Now you have a number for farm revenue and you have identified your related farm expenses. Corporations use a coding system called the General Index of Financial Information (GIFI) when reporting their financial information to CRA. There are special GIFI codes for farming revenues and expenses. Using these codes when filing your company’s tax return will ensure these revenues and expenses are considered farming revenues and expenses for tax purposes. You now have a basis for participating in government farm income programs.
Now, let’s look briefly at the programs themselves. The AgriInvest program allows producers to contribute up to 1% of their annual net sales to a special savings account at their bank and receive a matching government contribution. Withdrawals can be made at any time, although the idea is to save funds and withdraw them in years when income is down. Tax on the government contribution as well as interest earned is deferred until the funds are withdrawn. Now 1% may not seem like much, but participation in this program is very simple. The producer simply files their annual farming revenues and expenses on a specialized form within their tax return (form T1273 for individuals) and indicates that they wish to participate in the AgriInvest program.
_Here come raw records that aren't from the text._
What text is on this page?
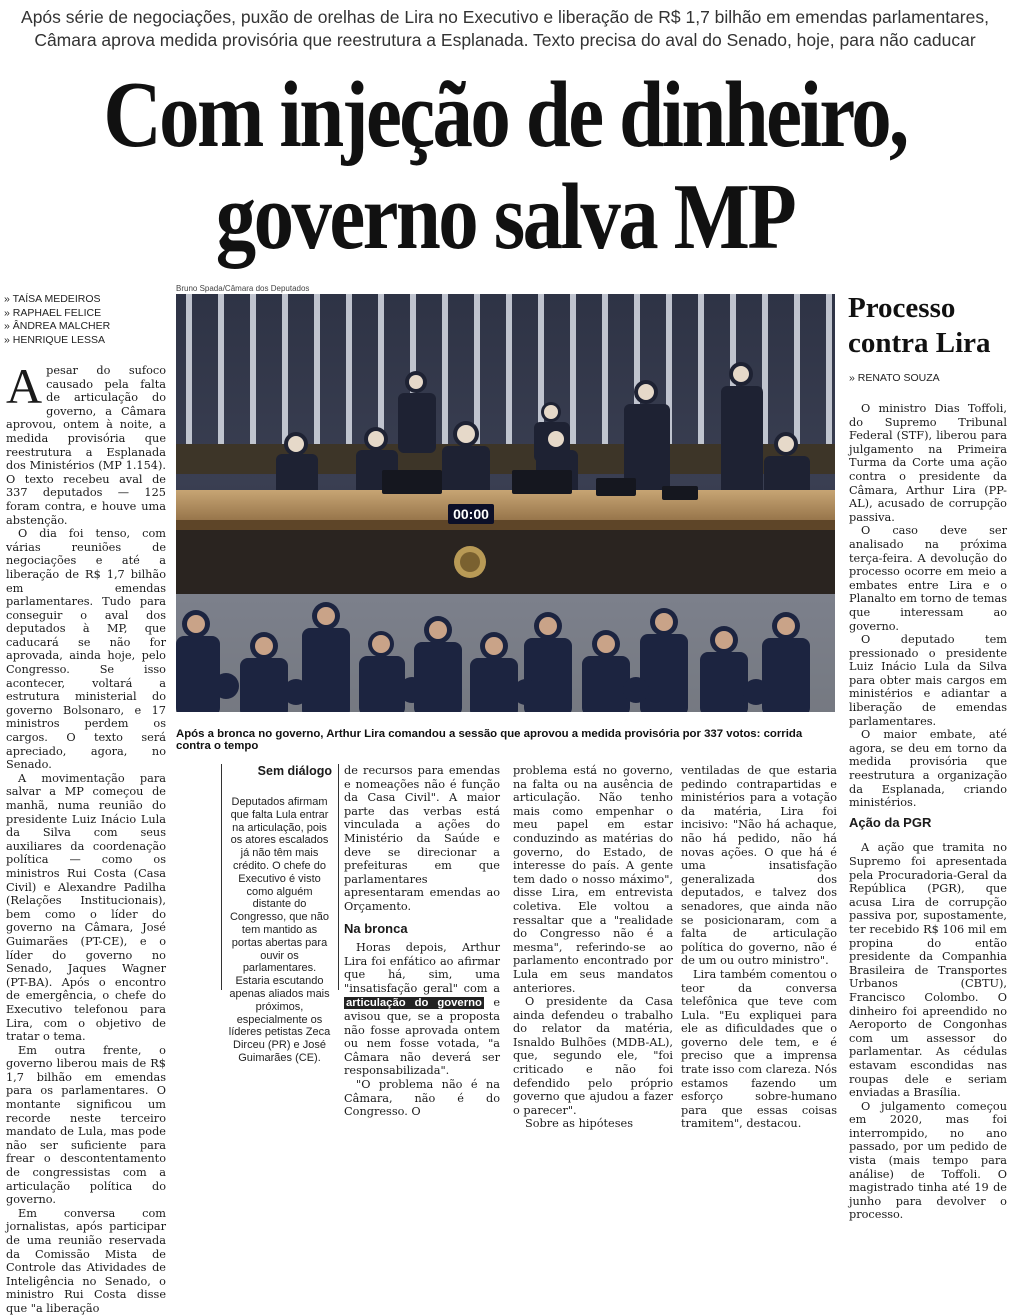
Após série de negociações, puxão de orelhas de Lira no Executivo e liberação de R$ 1,7 bilhão em emendas parlamentares,
Câmara aprova medida provisória que reestrutura a Esplanada. Texto precisa do aval do Senado, hoje, para não caducar
Com injeção de dinheiro,
governo salva MP
Bruno Spada/Câmara dos Deputados
00:00
Após a bronca no governo, Arthur Lira comandou a sessão que aprovou a medida provisória por 337 votos: corrida contra o tempo
» TAÍSA MEDEIROS
» RAPHAEL FELICE
» ÂNDREA MALCHER
» HENRIQUE LESSA

Apesar do sufoco causado pela falta de articulação do governo, a Câmara aprovou, ontem à noite, a medida provisória que reestrutura a Esplanada dos Ministérios (MP 1.154). O texto recebeu aval de 337 deputados — 125 foram contra, e houve uma abstenção.

O dia foi tenso, com várias reuniões de negociações e até a liberação de R$ 1,7 bilhão em emendas parlamentares. Tudo para conseguir o aval dos deputados à MP, que caducará se não for aprovada, ainda hoje, pelo Congresso. Se isso acontecer, voltará a estrutura ministerial do governo Bolsonaro, e 17 ministros perdem os cargos. O texto será apreciado, agora, no Senado.

A movimentação para salvar a MP começou de manhã, numa reunião do presidente Luiz Inácio Lula da Silva com seus auxiliares da coordenação política — como os ministros Rui Costa (Casa Civil) e Alexandre Padilha (Relações Institucionais), bem como o líder do governo na Câmara, José Guimarães (PT-CE), e o líder do governo no Senado, Jaques Wagner (PT-BA). Após o encontro de emergência, o chefe do Executivo telefonou para Lira, com o objetivo de tratar o tema.

Em outra frente, o governo liberou mais de R$ 1,7 bilhão em emendas para os parlamentares. O montante significou um recorde neste terceiro mandato de Lula, mas pode não ser suficiente para frear o descontentamento de congressistas com a articulação política do governo.

Em conversa com jornalistas, após participar de uma reunião reservada da Comissão Mista de Controle das Atividades de Inteligência no Senado, o ministro Rui Costa disse que "a liberação

Sem diálogo
Deputados afirmam que falta Lula entrar na articulação, pois os atores escalados já não têm mais crédito. O chefe do Executivo é visto como alguém distante do Congresso, que não tem mantido as portas abertas para ouvir os parlamentares. Estaria escutando apenas aliados mais próximos, especialmente os líderes petistas Zeca Dirceu (PR) e José Guimarães (CE).

de recursos para emendas e nomeações não é função da Casa Civil". A maior parte das verbas está vinculada a ações do Ministério da Saúde e deve se direcionar a prefeituras em que parlamentares apresentaram emendas ao Orçamento.

Na bronca

Horas depois, Arthur Lira foi enfático ao afirmar que há, sim, uma "insatisfação geral" com a articulação do governo e avisou que, se a proposta não fosse aprovada ontem ou nem fosse votada, "a Câmara não deverá ser responsabilizada".

"O problema não é na Câmara, não é do Congresso. O

problema está no governo, na falta ou na ausência de articulação. Não tenho mais como empenhar o meu papel em estar conduzindo as matérias do governo, do Estado, de interesse do país. A gente tem dado o nosso máximo", disse Lira, em entrevista coletiva. Ele voltou a ressaltar que a "realidade do Congresso não é a mesma", referindo-se ao parlamento encontrado por Lula em seus mandatos anteriores.

O presidente da Casa ainda defendeu o trabalho do relator da matéria, Isnaldo Bulhões (MDB-AL), que, segundo ele, "foi criticado e não foi defendido pelo próprio governo que ajudou a fazer o parecer".

Sobre as hipóteses

ventiladas de que estaria pedindo contrapartidas e ministérios para a votação da matéria, Lira foi incisivo: "Não há achaque, não há pedido, não há novas ações. O que há é uma insatisfação generalizada dos deputados, e talvez dos senadores, que ainda não se posicionaram, com a falta de articulação política do governo, não é de um ou outro ministro".

Lira também comentou o teor da conversa telefônica que teve com Lula. "Eu expliquei para ele as dificuldades que o governo dele tem, e é preciso que a imprensa trate isso com clareza. Nós estamos fazendo um esforço sobre-humano para que essas coisas tramitem", destacou.

Processo
contra Lira
» RENATO SOUZA

O ministro Dias Toffoli, do Supremo Tribunal Federal (STF), liberou para julgamento na Primeira Turma da Corte uma ação contra o presidente da Câmara, Arthur Lira (PP-AL), acusado de corrupção passiva.

O caso deve ser analisado na próxima terça-feira. A devolução do processo ocorre em meio a embates entre Lira e o Planalto em torno de temas que interessam ao governo.

O deputado tem pressionado o presidente Luiz Inácio Lula da Silva para obter mais cargos em ministérios e adiantar a liberação de emendas parlamentares.

O maior embate, até agora, se deu em torno da medida provisória que reestrutura a organização da Esplanada, criando ministérios.

Ação da PGR

A ação que tramita no Supremo foi apresentada pela Procuradoria-Geral da República (PGR), que acusa Lira de corrupção passiva por, supostamente, ter recebido R$ 106 mil em propina do então presidente da Companhia Brasileira de Transportes Urbanos (CBTU), Francisco Colombo. O dinheiro foi apreendido no Aeroporto de Congonhas com um assessor do parlamentar. As cédulas estavam escondidas nas roupas dele e seriam enviadas a Brasília.

O julgamento começou em 2020, mas foi interrompido, no ano passado, por um pedido de vista (mais tempo para análise) de Toffoli. O magistrado tinha até 19 de junho para devolver o processo.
There should be very little incremental cost for tax preparation.
The AgriStability program is designed to assist farmers who experience a sudden and severe (greater than 30%) drop in their historical profit margins due to circumstances beyond their control. The AgriStability program has a reputation for being confusing and costly to participate in from the standpoint of professional fees. But the truth is, in the case of vineyards, the application process is not all that complex. This is because the grape crop is typically sold by year end and there is little, if any, carry over of inventory, receivables or prepayments from one year to the next. You should view AgriStability as inexpensive insurance that will cover you for a much broader range of risks than crop insurance will.
Finally, AgriRecovery is a pool of government funds set aside to assist industry segments that are hit by severe broad-based circumstances and disaster circumstances. Widespread disease affecting grapevines in a geographic area might be an example. Typically, these types of ad-hoc assistance programs “piggyback” off of financial information already submitted under other programs, so if you have not been reporting farm income, you could be facing an uphill battle if you ever need to request assistance under an AgriRecovery-assisted program.
It’s clear that as an estate winery owner, you are also a farmer, even if you don’t always think of your business that way. By ensuring you are reporting your vineyard activities as farming income for tax purposes, you can clear the way to participation in valuable government risk management programs. Failing to do so means you could be leaving benefits on the table and exposing your winery to more risk than is necessary.